The rapid development of multimedia technology has significantly advanced 3D animation techniques, enabling the production of high-quality visual content across industries such as film, gaming, architecture, and product visualization. Rendering, as the final stage of the 3D production pipeline, plays a crucial role in determining both visual realism and production efficiency. This study compares the performance of three rendering engines—Eevee, Cycles, and Radeon ProRender—by evaluating rendering speed, visual quality, and memory efficiency in Blender. The objective is to provide practical insights for designers and digital content creators in selecting the most suitable rendering engine based on project requirements. In this research, three identical 3D scenes were rendered using each of the three rendering engines under controlled experimental conditions. The comparison was conducted based on several parameters, including rendering time, output file size, shadow accuracy, lighting effects, and overall visual realism. Quantitative measurements were used to evaluate render speed and memory consumption, while qualitative analysis assessed differences in shadow detail, global illumination behavior, reflection accuracy, and material realism. The results indicate that Eevee outperforms the other engines in terms of rendering speed, making it highly suitable for real-time applications and projects requiring fast previews.
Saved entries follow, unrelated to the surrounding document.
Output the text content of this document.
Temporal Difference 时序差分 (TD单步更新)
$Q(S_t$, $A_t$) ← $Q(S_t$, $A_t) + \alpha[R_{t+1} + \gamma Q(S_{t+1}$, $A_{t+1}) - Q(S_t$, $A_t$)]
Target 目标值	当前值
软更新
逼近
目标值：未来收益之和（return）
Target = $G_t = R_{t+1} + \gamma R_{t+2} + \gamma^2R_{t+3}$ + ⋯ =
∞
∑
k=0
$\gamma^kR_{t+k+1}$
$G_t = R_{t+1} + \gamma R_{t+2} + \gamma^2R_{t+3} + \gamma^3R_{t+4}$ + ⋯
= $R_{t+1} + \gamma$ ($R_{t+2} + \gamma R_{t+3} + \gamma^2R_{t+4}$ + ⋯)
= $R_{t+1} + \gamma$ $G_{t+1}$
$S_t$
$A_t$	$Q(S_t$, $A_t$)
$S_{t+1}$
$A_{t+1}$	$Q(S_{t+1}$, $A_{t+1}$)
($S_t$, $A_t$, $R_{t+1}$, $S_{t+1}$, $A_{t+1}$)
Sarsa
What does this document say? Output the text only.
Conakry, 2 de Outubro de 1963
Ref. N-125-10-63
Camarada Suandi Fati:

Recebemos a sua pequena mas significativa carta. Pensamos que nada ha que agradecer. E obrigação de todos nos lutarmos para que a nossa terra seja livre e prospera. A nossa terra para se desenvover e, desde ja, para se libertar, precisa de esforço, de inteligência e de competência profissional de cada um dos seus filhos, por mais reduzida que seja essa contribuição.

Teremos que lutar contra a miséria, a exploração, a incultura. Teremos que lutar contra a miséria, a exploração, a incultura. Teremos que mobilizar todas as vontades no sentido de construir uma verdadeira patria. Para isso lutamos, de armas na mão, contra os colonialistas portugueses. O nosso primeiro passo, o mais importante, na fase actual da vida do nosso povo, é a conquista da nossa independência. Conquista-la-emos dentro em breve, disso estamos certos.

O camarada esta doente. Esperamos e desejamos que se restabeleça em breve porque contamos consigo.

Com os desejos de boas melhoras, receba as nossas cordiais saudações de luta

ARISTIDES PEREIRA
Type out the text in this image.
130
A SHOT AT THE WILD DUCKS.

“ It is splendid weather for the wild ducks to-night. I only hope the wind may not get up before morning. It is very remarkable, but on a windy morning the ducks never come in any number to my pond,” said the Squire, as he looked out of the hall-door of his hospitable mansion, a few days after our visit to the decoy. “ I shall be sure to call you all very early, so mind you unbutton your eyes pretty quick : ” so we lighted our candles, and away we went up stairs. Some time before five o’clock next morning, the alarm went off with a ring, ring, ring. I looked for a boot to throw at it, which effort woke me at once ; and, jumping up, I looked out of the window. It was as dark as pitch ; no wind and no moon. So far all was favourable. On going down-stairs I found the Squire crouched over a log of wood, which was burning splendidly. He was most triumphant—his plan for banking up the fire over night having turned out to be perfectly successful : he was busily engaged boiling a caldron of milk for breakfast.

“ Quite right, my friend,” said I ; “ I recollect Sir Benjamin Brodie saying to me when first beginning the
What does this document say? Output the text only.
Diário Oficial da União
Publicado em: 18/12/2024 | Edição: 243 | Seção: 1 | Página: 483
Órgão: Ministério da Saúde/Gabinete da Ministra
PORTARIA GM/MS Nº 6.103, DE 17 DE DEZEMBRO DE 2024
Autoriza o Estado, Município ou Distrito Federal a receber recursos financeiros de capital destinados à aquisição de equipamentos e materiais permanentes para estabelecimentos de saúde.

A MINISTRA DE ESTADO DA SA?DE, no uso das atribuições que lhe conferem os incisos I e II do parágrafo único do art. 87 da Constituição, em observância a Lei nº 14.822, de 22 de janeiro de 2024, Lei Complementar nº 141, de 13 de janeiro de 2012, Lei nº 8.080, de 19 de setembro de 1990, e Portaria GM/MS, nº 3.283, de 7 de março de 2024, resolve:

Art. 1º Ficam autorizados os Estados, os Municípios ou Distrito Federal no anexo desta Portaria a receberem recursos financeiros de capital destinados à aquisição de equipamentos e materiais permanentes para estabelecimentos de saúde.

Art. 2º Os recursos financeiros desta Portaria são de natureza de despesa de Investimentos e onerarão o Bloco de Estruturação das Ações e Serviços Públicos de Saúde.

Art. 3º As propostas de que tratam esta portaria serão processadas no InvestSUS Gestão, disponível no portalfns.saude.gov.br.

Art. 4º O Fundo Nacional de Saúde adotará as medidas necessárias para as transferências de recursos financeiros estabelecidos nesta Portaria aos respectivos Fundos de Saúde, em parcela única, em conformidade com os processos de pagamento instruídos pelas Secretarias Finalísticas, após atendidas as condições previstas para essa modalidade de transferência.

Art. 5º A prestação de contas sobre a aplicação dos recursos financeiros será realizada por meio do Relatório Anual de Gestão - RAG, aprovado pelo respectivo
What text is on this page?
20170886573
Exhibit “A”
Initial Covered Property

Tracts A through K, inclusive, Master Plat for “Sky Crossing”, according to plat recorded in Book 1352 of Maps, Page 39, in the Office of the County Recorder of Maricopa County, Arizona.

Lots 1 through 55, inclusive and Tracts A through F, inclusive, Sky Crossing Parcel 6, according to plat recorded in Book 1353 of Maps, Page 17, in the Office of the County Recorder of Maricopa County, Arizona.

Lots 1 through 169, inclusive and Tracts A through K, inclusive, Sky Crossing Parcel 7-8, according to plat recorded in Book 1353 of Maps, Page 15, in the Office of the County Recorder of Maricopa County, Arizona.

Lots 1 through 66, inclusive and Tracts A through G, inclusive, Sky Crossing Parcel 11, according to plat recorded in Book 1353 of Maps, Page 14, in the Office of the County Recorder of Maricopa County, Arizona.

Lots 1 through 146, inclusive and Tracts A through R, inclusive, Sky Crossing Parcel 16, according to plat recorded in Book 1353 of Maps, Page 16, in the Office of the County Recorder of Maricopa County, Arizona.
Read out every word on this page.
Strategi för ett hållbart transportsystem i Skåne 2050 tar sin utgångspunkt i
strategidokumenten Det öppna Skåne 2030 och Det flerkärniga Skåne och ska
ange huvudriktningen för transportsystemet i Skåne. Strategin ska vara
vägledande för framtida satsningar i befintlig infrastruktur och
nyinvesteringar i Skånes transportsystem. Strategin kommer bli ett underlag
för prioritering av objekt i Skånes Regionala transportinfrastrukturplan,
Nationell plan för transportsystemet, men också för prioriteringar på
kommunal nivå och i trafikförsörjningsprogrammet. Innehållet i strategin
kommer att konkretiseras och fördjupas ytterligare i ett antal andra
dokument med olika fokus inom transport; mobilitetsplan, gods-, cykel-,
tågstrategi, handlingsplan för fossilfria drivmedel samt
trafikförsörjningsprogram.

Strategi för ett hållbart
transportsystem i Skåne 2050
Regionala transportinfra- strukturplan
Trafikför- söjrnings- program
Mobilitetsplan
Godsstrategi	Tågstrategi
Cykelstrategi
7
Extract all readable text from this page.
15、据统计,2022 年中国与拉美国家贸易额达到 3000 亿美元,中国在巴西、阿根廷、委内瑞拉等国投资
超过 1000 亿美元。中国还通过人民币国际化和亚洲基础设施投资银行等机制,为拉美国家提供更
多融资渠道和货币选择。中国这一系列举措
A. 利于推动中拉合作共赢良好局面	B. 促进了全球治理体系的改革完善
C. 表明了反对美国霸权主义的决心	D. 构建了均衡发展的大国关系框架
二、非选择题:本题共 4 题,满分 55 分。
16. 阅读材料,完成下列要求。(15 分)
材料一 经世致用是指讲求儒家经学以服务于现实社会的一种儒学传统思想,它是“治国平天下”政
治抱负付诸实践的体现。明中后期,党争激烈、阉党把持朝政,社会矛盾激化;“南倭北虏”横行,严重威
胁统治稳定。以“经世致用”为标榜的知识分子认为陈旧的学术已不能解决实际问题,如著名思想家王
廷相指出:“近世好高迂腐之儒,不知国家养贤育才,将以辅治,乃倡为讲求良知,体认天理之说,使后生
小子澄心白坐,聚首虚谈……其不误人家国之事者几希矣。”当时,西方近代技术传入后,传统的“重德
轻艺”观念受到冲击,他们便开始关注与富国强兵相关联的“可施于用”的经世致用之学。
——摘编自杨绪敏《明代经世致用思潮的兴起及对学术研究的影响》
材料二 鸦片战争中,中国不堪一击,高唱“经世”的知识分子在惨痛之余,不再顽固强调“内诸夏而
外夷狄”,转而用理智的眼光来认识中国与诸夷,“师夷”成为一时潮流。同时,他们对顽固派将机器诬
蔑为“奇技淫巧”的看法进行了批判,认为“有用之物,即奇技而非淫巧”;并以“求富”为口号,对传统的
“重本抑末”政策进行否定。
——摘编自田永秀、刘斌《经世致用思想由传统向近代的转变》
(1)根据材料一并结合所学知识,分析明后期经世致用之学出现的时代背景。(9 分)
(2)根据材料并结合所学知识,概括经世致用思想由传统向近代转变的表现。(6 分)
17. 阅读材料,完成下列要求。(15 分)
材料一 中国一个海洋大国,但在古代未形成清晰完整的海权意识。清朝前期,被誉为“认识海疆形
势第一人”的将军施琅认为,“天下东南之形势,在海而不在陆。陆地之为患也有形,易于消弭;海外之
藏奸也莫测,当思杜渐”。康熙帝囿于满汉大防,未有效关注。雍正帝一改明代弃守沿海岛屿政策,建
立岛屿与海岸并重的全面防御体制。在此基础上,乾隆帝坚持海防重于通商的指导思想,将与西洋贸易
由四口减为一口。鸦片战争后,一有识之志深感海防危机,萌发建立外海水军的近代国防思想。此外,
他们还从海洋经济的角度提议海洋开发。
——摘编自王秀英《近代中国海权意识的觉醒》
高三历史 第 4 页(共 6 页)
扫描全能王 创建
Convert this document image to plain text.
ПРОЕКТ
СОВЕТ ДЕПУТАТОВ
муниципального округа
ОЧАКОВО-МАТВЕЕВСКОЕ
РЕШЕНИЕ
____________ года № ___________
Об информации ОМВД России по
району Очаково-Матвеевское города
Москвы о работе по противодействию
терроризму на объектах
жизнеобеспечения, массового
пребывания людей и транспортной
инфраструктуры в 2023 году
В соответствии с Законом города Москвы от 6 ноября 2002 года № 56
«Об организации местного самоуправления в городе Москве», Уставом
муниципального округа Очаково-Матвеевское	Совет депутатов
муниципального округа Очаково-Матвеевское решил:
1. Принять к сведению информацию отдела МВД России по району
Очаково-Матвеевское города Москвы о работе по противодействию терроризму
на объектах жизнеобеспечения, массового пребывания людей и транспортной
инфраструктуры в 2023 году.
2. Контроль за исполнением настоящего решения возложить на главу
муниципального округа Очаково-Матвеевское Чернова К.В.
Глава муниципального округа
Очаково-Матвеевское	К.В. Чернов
Cycles produces the highest level of visual realism due to its physically based path-tracing algorithm, although it requires longer rendering time and higher computational resources. Meanwhile, Radeon ProRender demonstrates competitive performance, particularly in shadow quality and lighting effects, offering a balanced alternative between realism and efficiency. Based on the findings, Blender remains a flexible and effective platform. The choice of rendering engine should depend on whether speed, graphic quality, or memory optimization is prioritized.